相对于病历回顾，基于互联网的表型识别可以很快。例如，Tung等人。[354]在大约12个月内，仅用一小队人评估了20000多人的50种表型，如克罗恩病、炎症性肠病缓解和糖尿病。新兴的研究已经证明了将这些自我报告的数据与个人的基因组信息结合起来的价值。

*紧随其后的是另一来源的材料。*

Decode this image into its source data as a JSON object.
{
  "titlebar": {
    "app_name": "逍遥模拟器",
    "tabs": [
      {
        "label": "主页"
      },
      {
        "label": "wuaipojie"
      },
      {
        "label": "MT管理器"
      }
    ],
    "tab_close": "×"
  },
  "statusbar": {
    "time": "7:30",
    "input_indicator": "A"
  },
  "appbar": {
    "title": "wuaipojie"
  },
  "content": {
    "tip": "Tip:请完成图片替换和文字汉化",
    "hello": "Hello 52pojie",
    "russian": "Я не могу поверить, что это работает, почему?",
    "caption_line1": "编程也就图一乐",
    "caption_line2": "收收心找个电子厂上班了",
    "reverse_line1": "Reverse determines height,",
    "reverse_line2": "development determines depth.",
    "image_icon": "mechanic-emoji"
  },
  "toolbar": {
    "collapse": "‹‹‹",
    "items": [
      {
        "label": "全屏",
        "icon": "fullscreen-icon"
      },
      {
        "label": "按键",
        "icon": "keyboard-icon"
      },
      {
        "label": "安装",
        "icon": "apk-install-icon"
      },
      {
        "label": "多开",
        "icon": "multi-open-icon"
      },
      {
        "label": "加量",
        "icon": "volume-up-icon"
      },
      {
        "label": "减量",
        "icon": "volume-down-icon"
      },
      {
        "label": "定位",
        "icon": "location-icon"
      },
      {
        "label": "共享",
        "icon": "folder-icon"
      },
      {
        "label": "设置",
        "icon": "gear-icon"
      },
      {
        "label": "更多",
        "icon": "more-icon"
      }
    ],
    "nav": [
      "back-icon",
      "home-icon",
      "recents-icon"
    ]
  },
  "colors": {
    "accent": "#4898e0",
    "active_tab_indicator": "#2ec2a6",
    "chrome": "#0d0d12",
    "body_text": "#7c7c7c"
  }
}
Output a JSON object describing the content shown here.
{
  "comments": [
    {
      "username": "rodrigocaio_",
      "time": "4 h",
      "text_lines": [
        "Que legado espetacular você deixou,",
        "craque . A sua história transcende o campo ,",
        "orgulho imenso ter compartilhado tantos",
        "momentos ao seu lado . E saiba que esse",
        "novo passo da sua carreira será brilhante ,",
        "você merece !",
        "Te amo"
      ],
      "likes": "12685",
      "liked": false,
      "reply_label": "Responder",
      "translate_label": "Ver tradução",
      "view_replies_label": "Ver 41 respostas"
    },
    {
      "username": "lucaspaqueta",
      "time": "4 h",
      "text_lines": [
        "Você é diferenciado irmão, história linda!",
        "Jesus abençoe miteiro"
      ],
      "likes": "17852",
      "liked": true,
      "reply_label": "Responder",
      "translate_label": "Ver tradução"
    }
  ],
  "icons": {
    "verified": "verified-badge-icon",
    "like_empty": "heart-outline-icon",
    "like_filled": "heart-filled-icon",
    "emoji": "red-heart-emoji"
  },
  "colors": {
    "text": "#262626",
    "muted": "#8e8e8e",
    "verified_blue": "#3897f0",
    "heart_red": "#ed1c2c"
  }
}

例如，Hu等人。[11] 对自我报告的早晨（即早晨喜欢早起和休息）进行全基因组关联分析，然后利用生物途径分析新发现的基因变异。沿着类似的路线，海德等人。[16] 最近使用了来自300000多个个体的自我报告数据，并将其与全基因组关联研究相结合，以确定与抑郁症相关的遗传变异。此外，将其他类型的生活方式和生态数据与分子信息结合起来，有很大潜力揭示新的生物学机制。例如，Smits等人。[30]是该领域的一项早期工作，它将人类肠道微生物群数据与生活方式信息结合起来。综合数据显示，不同季节间肠道微生物群落的显著差异取决于不同类型食物的季节供应情况。

12 结论

机器学习正在成为现代生物医学研究的一个组成部分。重要的是，已经出现了可以集成来自许多不同生物医学数据集的数据的方法。这些方法旨在弥合我们产生大量数据的能力与我们对生物医学系统的理解之间的差距，从而反映生物学的复杂程度。正在进行的方法学发展和机器学习的新兴应用为生物医学数据集成带来了令人兴奋的未来，尽管很可能没有一种方法能最好地解决所有问题。因此，需要根据不同类型的领域特定模型、特定类型的数据和不同类型的生物医学输出来选择方法。在这篇综述中，我们描述了目前可以实现的各种方法，以执行强大的综合分析。随着综合方法变得更容易使用，系统生物学和系统医学很可能成为产生生物学和医学新知识的核心计算策略。